On days when isolation consumes me, I might pull out a rock to examine or an entire dish to sort through. Though I’ve grown accustomed to being alone 24/7, I still hate it. Involuntary solitude feels like punishment, but it’s hard to discuss without sounding pathetic or causing a cringe. People fear loneliness is catching, I think, and don’t want it to happen to them. When I do see friends or acquaintances, mostly via computer, we talk about the pandemic at least part of the time. Some of us feel punch drunk. We can’t envision our futures. We’re the ones who lost mothers or jobs or who have health problems that keep us isolated while we watch the world dine out, fly, or fight for no indoor masks. We feel in survival mode and then start counting backwards to realize we’ve been here a long time, even before the pandemic, each year harder than the last and the 2020s a long, unyielding tunnel.

Sometimes I find myself measuring intervals. How long since my mother died, when I last used my voice, how many days till I’ll next interact. My husband is lonely, too, a neighborhood away in his own apartment, but he won’t spend time with me. He’s meeting people online and ready to move on from three decades together. I read about an Italian woman who died two years ago but was just found at home, mummified, seated in a chair. If I died inside my house, I estimate it would take four to six days for someone to notice, longer on a week when I have no appointments or work deadlines. Human time and geologic time vary so drastically they’re impossible to compare. Somehow, though, knowing the ground beneath our feet moves in constant super slow motion, shifting maybe four inches a year, comforts me. It’s a good reminder of our smallness, how one human’s lifespan marks a blip in time.

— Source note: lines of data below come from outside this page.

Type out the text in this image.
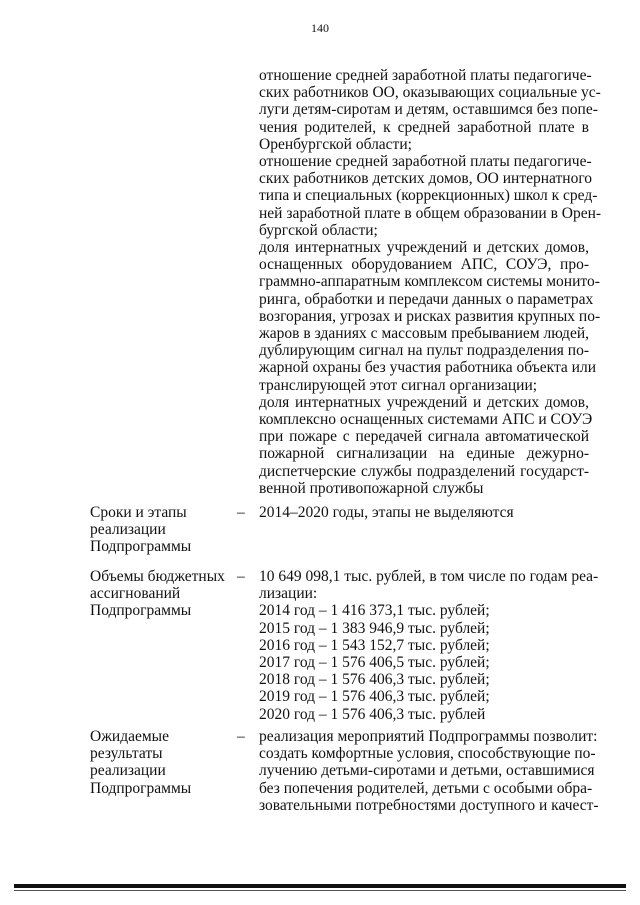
140
отношение средней заработной платы педагогиче-
ских работников ОО, оказывающих социальные ус-
луги детям-сиротам и детям, оставшимся без попе-
чения родителей, к средней заработной плате в
Оренбургской области;
отношение средней заработной платы педагогиче-
ских работников детских домов, ОО интернатного
типа и специальных (коррекционных) школ к сред-
ней заработной плате в общем образовании в Орен-
бургской области;
доля интернатных учреждений и детских домов,
оснащенных оборудованием АПС, СОУЭ, про-
граммно-аппаратным комплексом системы монито-
ринга, обработки и передачи данных о параметрах
возгорания, угрозах и рисках развития крупных по-
жаров в зданиях с массовым пребыванием людей,
дублирующим сигнал на пульт подразделения по-
жарной охраны без участия работника объекта или
транслирующей этот сигнал организации;
доля интернатных учреждений и детских домов,
комплексно оснащенных системами АПС и СОУЭ
при пожаре с передачей сигнала автоматической
пожарной сигнализации на единые дежурно-
диспетчерские службы подразделений государст-
венной противопожарной службы
Сроки и этапы
реализации
Подпрограммы
– 2014–2020 годы, этапы не выделяются
Объемы бюджетных
ассигнований
Подпрограммы
– 10 649 098,1 тыс. рублей, в том числе по годам реа-
лизации:
2014 год – 1 416 373,1 тыс. рублей;
2015 год – 1 383 946,9 тыс. рублей;
2016 год – 1 543 152,7 тыс. рублей;
2017 год – 1 576 406,5 тыс. рублей;
2018 год – 1 576 406,3 тыс. рублей;
2019 год – 1 576 406,3 тыс. рублей;
2020 год – 1 576 406,3 тыс. рублей
Ожидаемые
результаты
реализации
Подпрограммы
– реализация мероприятий Подпрограммы позволит:
создать комфортные условия, способствующие по-
лучению детьми-сиротами и детьми, оставшимися
без попечения родителей, детьми с особыми обра-
зовательными потребностями доступного и качест-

But in the human realm I still want more. I can’t help it. I read and search online, trying to find a common denominator for all the lonely, isolated people in the world. Trauma? Personality? ADHD? Bad luck? If I can fit the pieces together, maybe I can find my way out. It’s not that I have nobody, and I know I’m not alone in my aloneness. In ten houses on my street, four of us live solo. People smarter than me have dedicated their lives to this research; some are working on an anti-loneliness pill. But there’s only so much a person can do to save themselves. The ultimate cure requires other humans’ presence. Without inner circle people there’s no mirror, no sounding board, no reciprocation of shared pain or joy.

Combing the beach gives me a break. Waves rolling up on shore don’t drown my thoughts but keep them company, and intense focus on the rocks feels meditative. Overnight high tide will wipe clean where I now stand. What’s here today might be here tomorrow but pushed farther up on shore or rearranged in a way that makes it new. The beach remains a beach but who knows where an individual rock or grain of sand will land? The overwhelming temporariness of everything seems right. One day even the sea stacks will crumble or get subsumed into the next big continent. If humans are here when that happens, I hope some lucky person finds a perfect, billion-year-old rock to carry with them and show off to a favorite companion.

 

— By Amy Souza, 2022

3 Responses to “What You Might Find”

  1. Judi Says:

    Amy, this is intense. It tugs at my heart. 💕💕💕

  2. Madona LeBlanc Says:

    I’m fascinated by the agates stuck in the process of becoming, stuck inside their host rock. I want to know more about them! Beautiful, crystal clear writing, Amy. <3

  3. admin Says:

    Thank you, Madona! <3 The agates are very cool. I will mail you one!